I migranti che hanno scelto di vivere nel mondo occidentale hanno "l'obbligo di conformarsi ai valori della società nella quale hanno deciso di stabilirsi". Lo sottolinea la Cassazione condannando un indiano sikh che voleva circolare con un coltello sacro secondo i precetti della sua religione. Per la Suprema Corte "non è tollerabile che l'attaccamento ai propri valori porti alla violazione cosciente di quelli del Paese ospitante".
Secondo la Suprema corte, la società multietnica "è una necessità, ma non può portare alla formazione di arcipelaghi culturali configgenti a seconda delle etnie che la compongono". A impedirlo, per i giudici, è "l'unicità del tessuto culturale e giuridico del nostro Paese, che individua la sicurezza pubblica come un bene da tutelare". Proprio per questo l'ordinamento "pone il divieto del porto di armi e di oggetti atti ad offendere".

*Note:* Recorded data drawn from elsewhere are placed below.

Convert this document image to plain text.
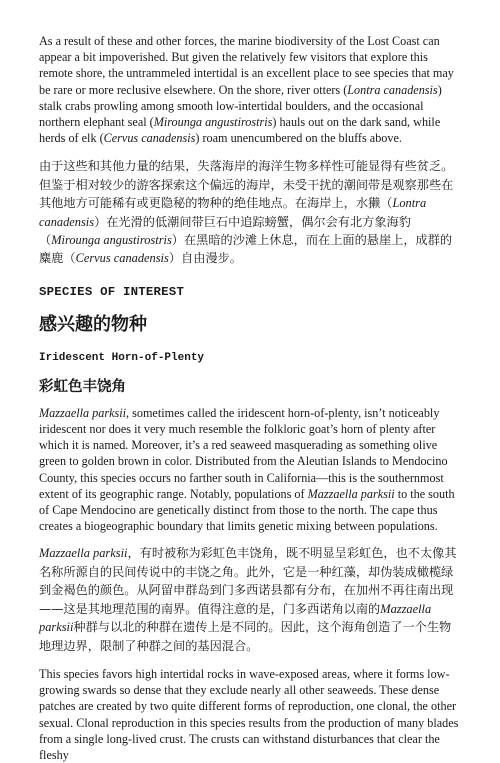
As a result of these and other forces, the marine biodiversity of the Lost Coast can appear a bit impoverished. But given the relatively few visitors that explore this remote shore, the untrammeled intertidal is an excellent place to see species that may be rare or more reclusive elsewhere. On the shore, river otters (Lontra canadensis) stalk crabs prowling among smooth low-intertidal boulders, and the occasional northern elephant seal (Mirounga angustirostris) hauls out on the dark sand, while herds of elk (Cervus canadensis) roam unencumbered on the bluffs above.

由于这些和其他力量的结果，失落海岸的海洋生物多样性可能显得有些贫乏。但鉴于相对较少的游客探索这个偏远的海岸，未受干扰的潮间带是观察那些在其他地方可能稀有或更隐秘的物种的绝佳地点。在海岸上，水獭（Lontra canadensis）在光滑的低潮间带巨石中追踪螃蟹，偶尔会有北方象海豹（Mirounga angustirostris）在黑暗的沙滩上休息，而在上面的悬崖上，成群的麋鹿（Cervus canadensis）自由漫步。

SPECIES OF INTEREST
感兴趣的物种
Iridescent Horn-of-Plenty
彩虹色丰饶角

Mazzaella parksii, sometimes called the iridescent horn-of-plenty, isn’t noticeably iridescent nor does it very much resemble the folkloric goat’s horn of plenty after which it is named. Moreover, it’s a red seaweed masquerading as something olive green to golden brown in color. Distributed from the Aleutian Islands to Mendocino County, this species occurs no farther south in California—this is the southernmost extent of its geographic range. Notably, populations of Mazzaella parksii to the south of Cape Mendocino are genetically distinct from those to the north. The cape thus creates a biogeographic boundary that limits genetic mixing between populations.

Mazzaella parksii，有时被称为彩虹色丰饶角，既不明显呈彩虹色，也不太像其名称所源自的民间传说中的丰饶之角。此外，它是一种红藻，却伪装成橄榄绿到金褐色的颜色。从阿留申群岛到门多西诺县都有分布，在加州不再往南出现——这是其地理范围的南界。值得注意的是，门多西诺角以南的Mazzaella parksii种群与以北的种群在遗传上是不同的。因此，这个海角创造了一个生物地理边界，限制了种群之间的基因混合。

This species favors high intertidal rocks in wave-exposed areas, where it forms low-growing swards so dense that they exclude nearly all other seaweeds. These dense patches are created by two quite different forms of reproduction, one clonal, the other sexual. Clonal reproduction in this species results from the production of many blades from a single long-lived crust. The crusts can withstand disturbances that clear the fleshy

"In una società multietnica, - prosegue il verdetto della Suprema Corte - la convivenza tra soggetti di etnia diversa richiede necessariamente l'identificazione di un nucleo comune in cui immigrati e società di accoglienza si debbono riconoscere. Se l'integrazione non impone l'abbandono della cultura di origine, in consonanza con la previsione dell'art. 2 della Costituzione che valorizza il pluralismo sociale, il limite invalicabile è costituito dal rispetto dei diritti umani e della civiltà giuridica della società ospitante".
Con questa sentenza, i supremi giudici hanno respinto il ricorso di un indiano sikh condannato a 2mila euro di ammenda dal Tribunale di Mantova, nel 2015, perché il 6 marzo 2013 era stato sorpreso a Goito, nel Mantovano, dove esiste una grande comunità sikh, mentre usciva di casa armato di un coltello lungo quasi venti centimetri. L'indiano aveva sostenuto che il coltello (kirpan), come il turbante "era un simbolo della religione e il porto costituiva adempimento del dovere religioso".
Per questo aveva chiesto alla Cassazione di non essere multato, e la sua richiesta era stata condivisa dalla Procura della Suprema Corte che, ritenendo tale comportamento giustificato dalla diversità culturale, aveva chiesto l'annullamento senza rinvio della sentenza di condanna.
Ad avviso della Prima sezione penale della Suprema Corte, invece, "è essenziale l'obbligo per l'immigrato di conformare i propri valori a quelli del mondo occidentale, in cui ha liberamente scelto di inserirsi, e di verificare preventivamente la compatibilità dei propri comportamenti con i principi che la regolano e quindi della liceità di essi in relazione all'ordinamento giuridico che la disciplina".